[clairity]

i did a whole phd-level course (a long time ago) in deformable materials, which was entirely based on tensors, and i still don’t know how to differentiate one from vectors/matrices. even the idea that tensors must obey coordinate transforms doesn’t really do it, since the practical applications of vectors/matrices do so as well.

it’s like some people invented a new word and won’t tell you what it actually means in sufficient detail to differentiate it from all the other words you know. so you keep using it with others in the hopes that contextual information will finally make it clear. one day.

[abdullahkhalids]

I just taught a module on Tensors in one of my physics courses. The mistake lots of people make is not show examples of matrices that are not tensors. But this is really difficult to do in physics courses because all physics matrix-like-objects must be tensors. Any theory that has non-tensor like objects in it will necessarily fail as soon as you change your coordinate system.

Thankfully, there is a great historical example of this. The electric field vector \vec{E} = (E_x, E_y, E_z), is not a tensor. It doesn't obey the tensor-transformation law. Similarly, the magnetic field vector is not a tensor. These are matrices, but not tensors.

As you know the Electromagnetic tensor [1] is the tensor that correctly transforms under coordinate transformation, and hence allows different observers to agree with each other.

[1] https://en.wikipedia.org/wiki/Electromagnetic_tensor

[clairity]

thanks for the examples. i vaguely recognize the term 'electromagnetic tensor', but i have to admit i didn't know that it was special in that way. i can barely spell 'tensor' at this point.

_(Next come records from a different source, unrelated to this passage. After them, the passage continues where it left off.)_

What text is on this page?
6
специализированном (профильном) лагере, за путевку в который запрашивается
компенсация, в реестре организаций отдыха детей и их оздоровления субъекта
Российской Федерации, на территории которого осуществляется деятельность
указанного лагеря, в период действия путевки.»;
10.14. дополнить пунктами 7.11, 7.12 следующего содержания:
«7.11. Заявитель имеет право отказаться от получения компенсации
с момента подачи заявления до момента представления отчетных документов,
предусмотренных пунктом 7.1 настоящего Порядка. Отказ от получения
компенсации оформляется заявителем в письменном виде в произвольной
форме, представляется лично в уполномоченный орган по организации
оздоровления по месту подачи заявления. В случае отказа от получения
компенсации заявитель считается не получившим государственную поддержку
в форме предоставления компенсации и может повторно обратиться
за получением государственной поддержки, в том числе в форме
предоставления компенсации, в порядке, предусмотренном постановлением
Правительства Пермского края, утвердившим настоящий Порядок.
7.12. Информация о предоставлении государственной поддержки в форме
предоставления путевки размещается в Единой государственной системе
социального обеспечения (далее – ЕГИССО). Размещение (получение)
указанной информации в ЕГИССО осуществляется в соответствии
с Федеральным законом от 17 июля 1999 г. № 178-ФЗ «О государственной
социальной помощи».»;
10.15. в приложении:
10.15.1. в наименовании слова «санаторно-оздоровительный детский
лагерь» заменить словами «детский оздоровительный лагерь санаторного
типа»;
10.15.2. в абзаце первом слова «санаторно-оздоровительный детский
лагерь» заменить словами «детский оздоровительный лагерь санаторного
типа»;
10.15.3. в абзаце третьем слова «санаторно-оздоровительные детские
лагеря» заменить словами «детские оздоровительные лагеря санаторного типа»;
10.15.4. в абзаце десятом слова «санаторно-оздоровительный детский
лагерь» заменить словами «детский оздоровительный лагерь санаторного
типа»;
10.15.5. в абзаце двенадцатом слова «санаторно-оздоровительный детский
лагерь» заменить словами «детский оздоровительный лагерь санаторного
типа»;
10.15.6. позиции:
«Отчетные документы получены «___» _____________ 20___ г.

ps - one thing that always annoyed me was the limitation of linearity in so many of these models (which i totally understand why, but still). all the interesting real-world stuff happens non-linearly...

[abdullahkhalids]

Indeed it is annoying. But the models are linear not because physicists mistakenly believe that the world is linear, but because in most cases linear models are the only ones that one can solve to get qualitative predictions out. Non-linear models can be constructed as well, and then numerically solved on computers to get exact answers. But a physicist is one who understand the essential qualitative features of the world, rather than one who can compute understanding-free numerical answers.

In the words of Dirac, "I consider that I understand an equation when I can predict the properties of its solutions, without actually solving it." This usually only works if your equations are linear.

[clairity]

yah, as an engineer[0], i totally get the solvability angle, and even the physicist's core desire to be able to test (and predict via) the math rather than the physical manifestations (which may be impossible to test directly), but i'm eager to see us advance deeper into the non-linear, since that's where it gets really interesting. like, how do proteins really work? or multi-body energy fields? we're in the infancy of really understanding all this stuff. the future is stochastic and non-linear. in a thousand years, people might look back with amusement on how ignorant we were with our puny little linear models and deterministic computers. =)

[0]: but at this point, not really. even in grad school, i only did linear modeling, and relatively rudimentary ones, at that.